Prof. Dr. Mordechai SEGEV
Mordechai Segev, Professor at the Technion - Israel Institute of Technology (Haifa, Israel), is visiting the Faculty of Physics and Astronomy as a Carl Zeiss Visiting Professor in October 2010. During his stay he will give a series two lectures on modern problems in optics.
Mordechai (Moti) Segev is a Distinguished University Professor, and the Trudy and Norman Louis Professor of Physics, at the Technion - Israel Institute of Technology, Haifa, Israel. He received his B.Sc. and D.Sc. from the Technion, Israel, in 1985 and 1990, respectively. Moti Segev spent one year at Caltech as a post-doctoral fellow and two more years as a Senior Research Fellow. He joined Princeton in September of 1994 as an Assistant Professor, becoming an Associate Professor in 1997, and a Professor in 1999. In the summer of 1998, Moti Segev went back to his home country, Israel, and joined the Technion, eventually resigning from Princeton in 2000.
Moti Segev's research interests are mainly in Nonlinear Optics, Solitons, Lasers, and Quantum Electronics, although he finds much entertainment in more demanding fields, such as basketball and hiking. Among his most significant contributions are the discoveries of photorefractive solitons, of random-phase solitons (also called incoherent solitons, or self-trapping of solitons made of incoherent white light from an incandescent bulb), the first observation of 2D lattice solitons, and the first experimental demonstration of Anderson localization in a disordered periodic system.
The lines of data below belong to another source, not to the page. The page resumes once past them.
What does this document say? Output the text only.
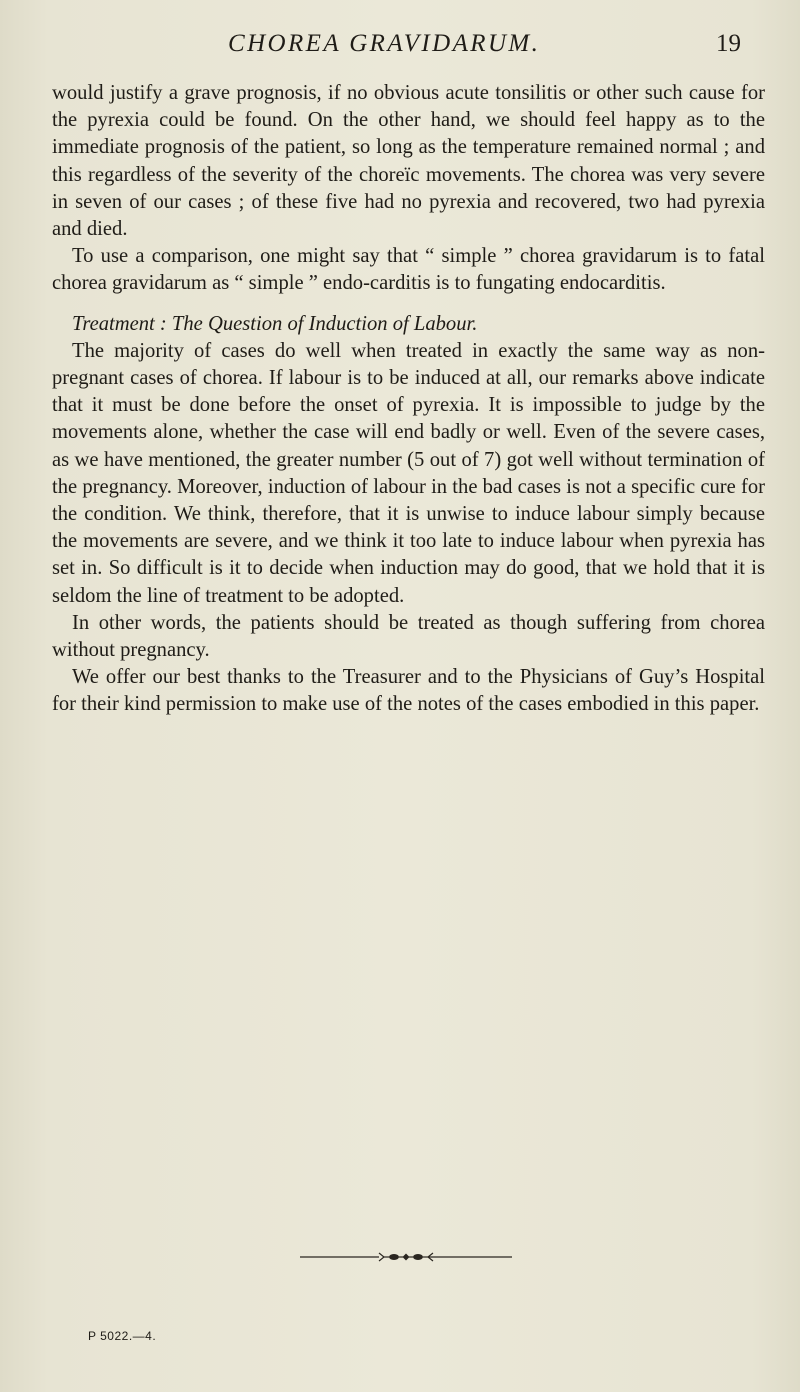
CHOREA GRAVIDARUM.	19

would justify a grave prognosis, if no obvious acute tonsilitis or other such cause for the pyrexia could be found. On the other hand, we should feel happy as to the immediate prognosis of the patient, so long as the temperature remained normal ; and this regardless of the severity of the choreïc movements. The chorea was very severe in seven of our cases ; of these five had no pyrexia and recovered, two had pyrexia and died.

To use a comparison, one might say that “ simple ” chorea gravidarum is to fatal chorea gravidarum as “ simple ” endo-carditis is to fungating endocarditis.

Treatment : The Question of Induction of Labour.

The majority of cases do well when treated in exactly the same way as non-pregnant cases of chorea. If labour is to be induced at all, our remarks above indicate that it must be done before the onset of pyrexia. It is impossible to judge by the movements alone, whether the case will end badly or well. Even of the severe cases, as we have mentioned, the greater number (5 out of 7) got well without termination of the pregnancy. Moreover, induction of labour in the bad cases is not a specific cure for the condition. We think, therefore, that it is unwise to induce labour simply because the movements are severe, and we think it too late to induce labour when pyrexia has set in. So difficult is it to decide when induction may do good, that we hold that it is seldom the line of treatment to be adopted.

In other words, the patients should be treated as though suffering from chorea without pregnancy.

We offer our best thanks to the Treasurer and to the Physicians of Guy’s Hospital for their kind permission to make use of the notes of the cases embodied in this paper.

P 5022.—4.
Moti Segev is a Fellow of the Optical Society of America - OSA (1997), and of the American Physical Society (2000). He has won several awards, among them the Sloan Research Award in Physics (USA, 1995), the Braun-Roger-Siegl Research Award of the Israeli Science Foundation (2002), the Taub Prize (2003), and the Hershel Rich Innovation Award (2007) of the Technion. He was, furthermore, awarded the Quantum Electronics Prize of the European Physics Society (highest European award in optics / lasers / quantum electronics) in 2007, the Landau Prize (Israel), as well as the prestigious "IDEAS" ("Leaders in Science" Advanced Grant from the European Research Commission (ERC) in 2008, and the Max Born Award of the OSA (a most prestigious award of the OSA) in 2009. He has served as the General Chair and Program Chair of several international conferences, and two terms as the Topical Editor on Nonlinear Optics in the premiere optics magazine Optics Letters. In 2009, he served as the General Chair of IQEC (the "fundamentals part" of CLEO), and as the Chair of the awards committee of the Quantum Electronics Prize (same award he won in 2007). Also in 2009, he was appointed as Distinguished University Professor - the highest rank at the Technion, currently held by only four other professors.
However, above all his personal achievements Moti Segev takes pride in the success of the graduate students and post-doctoral fellows that have worked with him over the years. Among those are currently 12 university professors in the United States (MIT, Princeton, University of Michigan, University of Florida, and California State University at San Francisco), Germany (University of Hamburg), Taiwan (National Taiwan University at Taipei), Croatia (University of Zagreb), Italy (University of L'Aquila), and Israel (Technion x3).
Lecture 1: Sparsity-Based Sub-Wavelength Imaging, and Super-Resolution in Time and Frequency
Date: October 5, 2010, 14:00
Place: Fraunhofer IOF, Albert-Einstein-Str. 7, 07743 Jena
A fundamental restriction of optical imaging is set by the diffraction limit, stating that the maximal recoverable resolution cannot exceed one half of the optical wavelength. This seminar will describe our recent work, where we demonstrated the recovery of sub-wavelength optical images based on prior knowledge that the object is sparse, and its analogous concept in the time-domain, recovering temporal features much shorter than the response time of a photodetector.
Lecture 2: Amorphous Photonic Lattices
Date: October 6, 2010, 10:30
Place: Lecture hall 2, Helmholtzweg 5, 07743 Jena
We present the theory and experiments of amorphous photonic lattices: disordered photonic structures exhibiting a band-gap yet completely lacking Bragg diffraction. We investigate the underlying basic concepts, among them the reason for the existence of a band-gap and for the absence of Bragg diffraction, effective mass in amorphous media, defect states, and the relation to Anderson localization.